Network Outage on 9/2/2008

Here is what we know so far about the network outage on Tuesday, 9/2/2008:

Around 8:30 AM, ITS staff began receiving email notifications indicating that there was unusually high activity on electronic portfolio that was stressing our databases. One of the databases was restarted at around 8:40 AM to handle this issue, everything returned back to normal shortly after that time.

Then, at 11:00 AM, many in ITS noticed their inability to access the internet. When the networking staff began looking for possible signs of problems, none of the usual devices showed any signs of problems. Over the next few minutes, various ITS staff members collaborated in trying to locate this elusive issue, and concluded that one portion of the network was unable to access the Domain Name Servers (these are the servers that translate a name such as google.com or www.wesleyan.edu to an IP address). Our attempts to contact Cisco, a network provider, were not successful. Since then we have had many conversations with them and they are analyzing the data collected during this period.  At that point, we began restarting various network devices to isolate the issue. Finally, the restart of one of the devices called the Core Switch, cleared up the problem at about 1 PM.

Unfortunately, due to the interdependencies between systems and network devices, the e-mail system serving both students and faculty malfunctioned when one of the network devices was restarted; this issue was resolved approximately around 3 PM.

We also received wireless access issues around 5:00 PM and the problems were resolved shortly thereafter.

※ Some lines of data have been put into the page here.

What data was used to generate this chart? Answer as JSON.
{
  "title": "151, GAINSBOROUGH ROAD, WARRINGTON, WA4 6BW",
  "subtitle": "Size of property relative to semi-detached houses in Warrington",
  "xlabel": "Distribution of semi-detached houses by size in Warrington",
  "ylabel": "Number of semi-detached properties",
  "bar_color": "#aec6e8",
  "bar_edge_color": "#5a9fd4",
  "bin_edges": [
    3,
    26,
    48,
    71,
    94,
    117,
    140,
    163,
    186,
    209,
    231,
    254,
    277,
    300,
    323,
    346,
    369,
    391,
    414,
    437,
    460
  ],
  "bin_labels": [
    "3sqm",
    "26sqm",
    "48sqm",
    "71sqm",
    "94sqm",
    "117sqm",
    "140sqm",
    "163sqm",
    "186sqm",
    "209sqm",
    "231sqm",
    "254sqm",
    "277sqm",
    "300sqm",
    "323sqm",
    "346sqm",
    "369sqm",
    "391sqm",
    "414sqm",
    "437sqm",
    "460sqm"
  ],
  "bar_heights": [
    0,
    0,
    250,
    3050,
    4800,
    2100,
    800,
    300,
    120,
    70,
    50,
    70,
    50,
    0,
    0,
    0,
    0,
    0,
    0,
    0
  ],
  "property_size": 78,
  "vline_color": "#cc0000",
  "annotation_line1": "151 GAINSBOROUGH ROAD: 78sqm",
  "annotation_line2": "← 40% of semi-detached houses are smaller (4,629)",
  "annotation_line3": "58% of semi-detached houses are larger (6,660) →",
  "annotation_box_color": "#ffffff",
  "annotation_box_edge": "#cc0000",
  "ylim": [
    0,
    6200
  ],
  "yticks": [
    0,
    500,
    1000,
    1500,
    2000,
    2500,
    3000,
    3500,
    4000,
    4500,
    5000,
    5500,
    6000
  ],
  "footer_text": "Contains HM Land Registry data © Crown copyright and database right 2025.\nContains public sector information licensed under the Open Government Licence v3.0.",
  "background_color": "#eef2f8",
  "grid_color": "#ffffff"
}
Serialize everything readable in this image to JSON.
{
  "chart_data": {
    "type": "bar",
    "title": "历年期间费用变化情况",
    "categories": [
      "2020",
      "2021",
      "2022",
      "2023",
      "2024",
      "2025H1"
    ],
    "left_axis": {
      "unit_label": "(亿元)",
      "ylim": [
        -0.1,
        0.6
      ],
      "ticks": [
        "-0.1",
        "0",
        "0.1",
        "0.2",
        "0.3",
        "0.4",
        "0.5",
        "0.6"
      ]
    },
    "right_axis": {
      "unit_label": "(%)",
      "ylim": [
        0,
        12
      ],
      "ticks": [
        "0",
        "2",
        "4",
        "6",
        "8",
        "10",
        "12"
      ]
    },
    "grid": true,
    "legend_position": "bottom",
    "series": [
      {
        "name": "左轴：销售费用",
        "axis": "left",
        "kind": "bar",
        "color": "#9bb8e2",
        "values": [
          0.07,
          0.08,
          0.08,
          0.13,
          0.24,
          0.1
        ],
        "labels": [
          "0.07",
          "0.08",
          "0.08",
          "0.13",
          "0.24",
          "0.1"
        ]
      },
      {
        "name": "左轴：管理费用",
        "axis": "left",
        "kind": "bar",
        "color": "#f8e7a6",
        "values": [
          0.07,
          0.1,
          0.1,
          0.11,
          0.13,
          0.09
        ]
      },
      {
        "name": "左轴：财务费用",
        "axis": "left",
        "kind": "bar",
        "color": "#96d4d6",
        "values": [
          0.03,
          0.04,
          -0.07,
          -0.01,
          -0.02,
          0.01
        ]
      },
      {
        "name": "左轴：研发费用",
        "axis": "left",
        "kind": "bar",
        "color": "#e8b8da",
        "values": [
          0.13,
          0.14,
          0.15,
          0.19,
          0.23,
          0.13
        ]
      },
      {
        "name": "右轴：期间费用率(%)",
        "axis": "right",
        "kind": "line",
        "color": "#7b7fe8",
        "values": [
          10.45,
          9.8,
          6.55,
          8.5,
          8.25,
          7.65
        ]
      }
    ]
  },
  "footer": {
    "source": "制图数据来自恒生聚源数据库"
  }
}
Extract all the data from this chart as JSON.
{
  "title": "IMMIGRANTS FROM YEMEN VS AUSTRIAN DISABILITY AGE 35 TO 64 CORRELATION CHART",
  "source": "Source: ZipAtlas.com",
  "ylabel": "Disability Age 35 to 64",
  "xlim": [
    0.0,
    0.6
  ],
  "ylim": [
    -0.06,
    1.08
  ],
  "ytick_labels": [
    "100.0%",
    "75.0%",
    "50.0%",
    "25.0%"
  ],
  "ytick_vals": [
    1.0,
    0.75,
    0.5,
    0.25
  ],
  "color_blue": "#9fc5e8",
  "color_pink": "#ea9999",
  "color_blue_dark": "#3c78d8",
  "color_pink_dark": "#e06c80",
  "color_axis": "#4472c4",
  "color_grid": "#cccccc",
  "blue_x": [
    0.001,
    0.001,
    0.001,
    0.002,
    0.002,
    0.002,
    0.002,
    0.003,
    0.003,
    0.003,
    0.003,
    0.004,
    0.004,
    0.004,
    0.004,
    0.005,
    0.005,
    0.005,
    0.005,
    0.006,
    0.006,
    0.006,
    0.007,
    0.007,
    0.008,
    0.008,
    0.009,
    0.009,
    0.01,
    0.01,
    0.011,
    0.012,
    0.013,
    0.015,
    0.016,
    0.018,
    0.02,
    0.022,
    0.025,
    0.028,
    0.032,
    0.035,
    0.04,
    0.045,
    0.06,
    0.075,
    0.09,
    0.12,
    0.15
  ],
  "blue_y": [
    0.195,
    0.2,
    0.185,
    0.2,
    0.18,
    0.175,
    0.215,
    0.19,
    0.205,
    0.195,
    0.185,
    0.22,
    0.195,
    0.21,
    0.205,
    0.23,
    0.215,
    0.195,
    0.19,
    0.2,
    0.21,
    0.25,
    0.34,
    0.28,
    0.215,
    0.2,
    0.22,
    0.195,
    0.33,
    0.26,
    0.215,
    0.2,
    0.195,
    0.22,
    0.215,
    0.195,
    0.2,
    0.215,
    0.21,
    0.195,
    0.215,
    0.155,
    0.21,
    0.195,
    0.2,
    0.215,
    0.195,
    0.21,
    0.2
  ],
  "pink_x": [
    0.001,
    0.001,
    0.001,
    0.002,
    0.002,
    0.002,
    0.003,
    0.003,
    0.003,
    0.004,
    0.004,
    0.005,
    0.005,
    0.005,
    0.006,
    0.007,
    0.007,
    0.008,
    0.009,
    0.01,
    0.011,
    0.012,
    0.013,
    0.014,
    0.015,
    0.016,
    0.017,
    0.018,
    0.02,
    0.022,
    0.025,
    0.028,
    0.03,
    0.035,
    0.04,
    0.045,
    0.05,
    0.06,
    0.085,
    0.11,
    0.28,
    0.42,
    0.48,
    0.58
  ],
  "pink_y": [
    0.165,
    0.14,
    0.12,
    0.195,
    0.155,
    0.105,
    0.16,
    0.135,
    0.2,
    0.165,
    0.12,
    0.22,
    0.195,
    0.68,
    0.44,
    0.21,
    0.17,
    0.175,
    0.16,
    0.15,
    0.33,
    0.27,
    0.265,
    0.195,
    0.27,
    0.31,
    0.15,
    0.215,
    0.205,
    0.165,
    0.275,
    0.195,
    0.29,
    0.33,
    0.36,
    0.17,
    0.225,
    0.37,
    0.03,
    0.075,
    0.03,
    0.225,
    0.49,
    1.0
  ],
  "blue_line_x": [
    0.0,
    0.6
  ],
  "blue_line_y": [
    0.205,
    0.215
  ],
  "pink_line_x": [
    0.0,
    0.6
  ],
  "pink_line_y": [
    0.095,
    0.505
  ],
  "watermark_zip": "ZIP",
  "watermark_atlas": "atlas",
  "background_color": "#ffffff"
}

We are continuing to investigate these problems with the help of Cisco and are consulting with colleagues in other institutions to see if they have experienced something like this. We will update this blog when more information becomes available. This investigation may require us to test certain things which may result in brief network interruptions, but we will plan to do these during off hours and weekends.

We understand that these service interruptions are very disruptive to all of us; we in ITS work hard to ensure that these disruptions do not happen.   We do apologize for the inconvenience that this caused for all of our users.